Kivu’s president and operating chief Mohit Trikha is quite familiar with the busy ADC field. Trikha recalls first working on ADCs while at Centocor around the turn of the century. He worked on them again and again at later stops at Triphase Accelerator, Genentech and then AbbVie, where he led early development in the pharma’s oncology unit.
The first generation of ADCs were potent but too toxic, Trikha said. Kivu hopes to overcome that by attaching the payload to the right spot on the antibody. It’s all about “location, location, location,” Trikha said.
“This site-specific conjugation gives you very good stability,” the Kivu president said. Some of the previous conjugation technologies, he said, can be unstable and fall apart. It believes its linker technology will help the antibody hit fewer non-tumor cells than other ADCs.

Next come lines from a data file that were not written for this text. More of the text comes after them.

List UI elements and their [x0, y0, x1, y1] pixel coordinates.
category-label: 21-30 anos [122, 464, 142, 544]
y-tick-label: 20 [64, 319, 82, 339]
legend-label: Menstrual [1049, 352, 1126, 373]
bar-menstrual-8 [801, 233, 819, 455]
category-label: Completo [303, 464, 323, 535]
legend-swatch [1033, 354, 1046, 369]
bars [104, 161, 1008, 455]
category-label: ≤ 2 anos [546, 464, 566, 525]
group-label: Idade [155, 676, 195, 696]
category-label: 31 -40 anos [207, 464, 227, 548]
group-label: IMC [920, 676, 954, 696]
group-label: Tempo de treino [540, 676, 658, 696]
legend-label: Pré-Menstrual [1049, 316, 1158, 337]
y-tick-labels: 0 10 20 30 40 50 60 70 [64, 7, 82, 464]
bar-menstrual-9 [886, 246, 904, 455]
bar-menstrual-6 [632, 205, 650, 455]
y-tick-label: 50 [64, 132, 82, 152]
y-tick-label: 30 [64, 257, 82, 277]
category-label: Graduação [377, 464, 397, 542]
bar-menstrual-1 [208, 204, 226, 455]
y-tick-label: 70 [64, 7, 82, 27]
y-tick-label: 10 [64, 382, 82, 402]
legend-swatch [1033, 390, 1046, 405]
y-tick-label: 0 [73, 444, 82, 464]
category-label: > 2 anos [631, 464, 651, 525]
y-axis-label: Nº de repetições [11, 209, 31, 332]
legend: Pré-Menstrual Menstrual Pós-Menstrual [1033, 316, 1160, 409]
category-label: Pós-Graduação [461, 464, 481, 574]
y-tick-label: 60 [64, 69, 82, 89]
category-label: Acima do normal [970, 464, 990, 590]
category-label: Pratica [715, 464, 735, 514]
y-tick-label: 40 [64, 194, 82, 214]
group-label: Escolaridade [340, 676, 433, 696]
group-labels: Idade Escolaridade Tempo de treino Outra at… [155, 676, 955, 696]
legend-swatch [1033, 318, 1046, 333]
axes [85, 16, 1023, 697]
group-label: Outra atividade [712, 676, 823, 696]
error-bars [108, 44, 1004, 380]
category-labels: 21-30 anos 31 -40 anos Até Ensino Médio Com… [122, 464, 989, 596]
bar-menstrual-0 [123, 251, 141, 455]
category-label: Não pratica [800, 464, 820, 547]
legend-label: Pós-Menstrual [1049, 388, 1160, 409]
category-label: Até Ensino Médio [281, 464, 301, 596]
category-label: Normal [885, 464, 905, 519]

Trikha, who can speak somewhat philosophically, said that years ago he read
Siddhartha Mukherjee
‘s book “The Emperor of All Maladies,” which chronicles the broad history of cancer.
“You need guts to get in and you need guts to get out,” Trikha said. “This is a tough disease and most of our approaches have not panned out. We’ve had huge transformative gains in some cancers, but other cancers still remain a big unmet medical need.”
The biotech — named after a Synaffix executive’s favorite lake on the border of the Democratic Republic of the Congo and Rwanda — has two additional preclinical ADCs for solid tumors. And oncology might not be the only malady that Kivu tackles. The biotech’s pipeline might eventually expand into autoimmune diseases, O’Connell said, though that is likely far in the future.
“Within oncology, we’re going after targets that people have heard of,” O’Connell said. “We’re not going after targets with huge numbers of competitors, but we’re not interested in exploring novel biology.”
He said the company could take a similar approach in autoimmune, “in a way that would deliver payloads that might have broader systemic issues if delivered as naked molecules.”
Novo has been bullish on the ADC field, investing in other startups like
Adcendo
and
Myricx Bio
.
Joining Novo in Kivu’s Series A were Gimv, Red Tree Venture Capital, HealthCap, BioGeneration Ventures, Merck KGaA’s M Ventures and Brabantse Ontwikkelings Maatschappij.